Linn-Benton Backwash: Bang, Zoom…

It’s that time again! Where you read the Linn-Benton Backwash column and either go “this is stupid, I wish they’d fire this idiot,” or “Oh man! So good. So good I’m going to chuckle very heartily.”

Corvallis has some kind of upcoming “mayoral” race, but I’m not sure why. After all, how could you not vote for a guy named “Biff,” even if just on principle? I know he was a jerk, but tell me you’re not secretly in love with Biff Howard Tannen? Young Biff, of course. Old Biff was actually based on Donald Trump (true story), and we kind of hate that guy. Both of those guys.

Over in Philomath, our favorite geographic colostomy bag (I don’t know what I mean by that, I just really wanted to say it), there was a fun head-on smashup the other day. Both drivers accused each other of running right into the other. I’m going to go ahead and put this out there: I think they both did it. No injuries were reported, so that’s cool. But uh…road rage is a turn-off for like, 40% of us. So consider that the next time you’re going to kiss bumpers with a fellow Philomathian. Philomatian…hmm. I’m going with Philomatian. A little bit martian, a little bit dalmation, a whole lotta’ Philomath.

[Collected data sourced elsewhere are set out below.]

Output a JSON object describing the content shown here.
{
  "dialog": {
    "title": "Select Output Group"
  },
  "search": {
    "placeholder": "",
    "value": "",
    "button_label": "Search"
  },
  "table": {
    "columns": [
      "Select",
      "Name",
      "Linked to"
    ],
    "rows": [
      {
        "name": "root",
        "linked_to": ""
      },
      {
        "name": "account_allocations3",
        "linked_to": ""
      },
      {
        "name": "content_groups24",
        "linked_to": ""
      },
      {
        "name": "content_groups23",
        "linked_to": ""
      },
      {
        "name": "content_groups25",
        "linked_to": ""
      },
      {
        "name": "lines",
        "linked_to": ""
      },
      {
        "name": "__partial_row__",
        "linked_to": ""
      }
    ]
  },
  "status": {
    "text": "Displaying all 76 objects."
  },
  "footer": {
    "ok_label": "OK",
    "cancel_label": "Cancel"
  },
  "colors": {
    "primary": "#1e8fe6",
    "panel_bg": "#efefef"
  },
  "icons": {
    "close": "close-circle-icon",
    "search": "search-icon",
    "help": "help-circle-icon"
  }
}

Over in Albany there was some real action, though. A couple of dudes crashed a sh*tty Honda into a bank and the cops showed up, whipped out their guns, and then were like “get on the ground” and all that stuff. Turns out they had been chased into town by other cops because they stole some stuff. Nothing good, so I won’t bother you with it. Nobody ever steals anything cool, like limited edition Funk Pop vinyl figures. Or Cheetos.

Linn-Benton Backwash is a barely-coherent satire with a teaspoon of white-knighting, a pinch of bald-faced lies, and a dash of pooptalk. In other words, don’t take it too seriously—nobody here does; especially the author.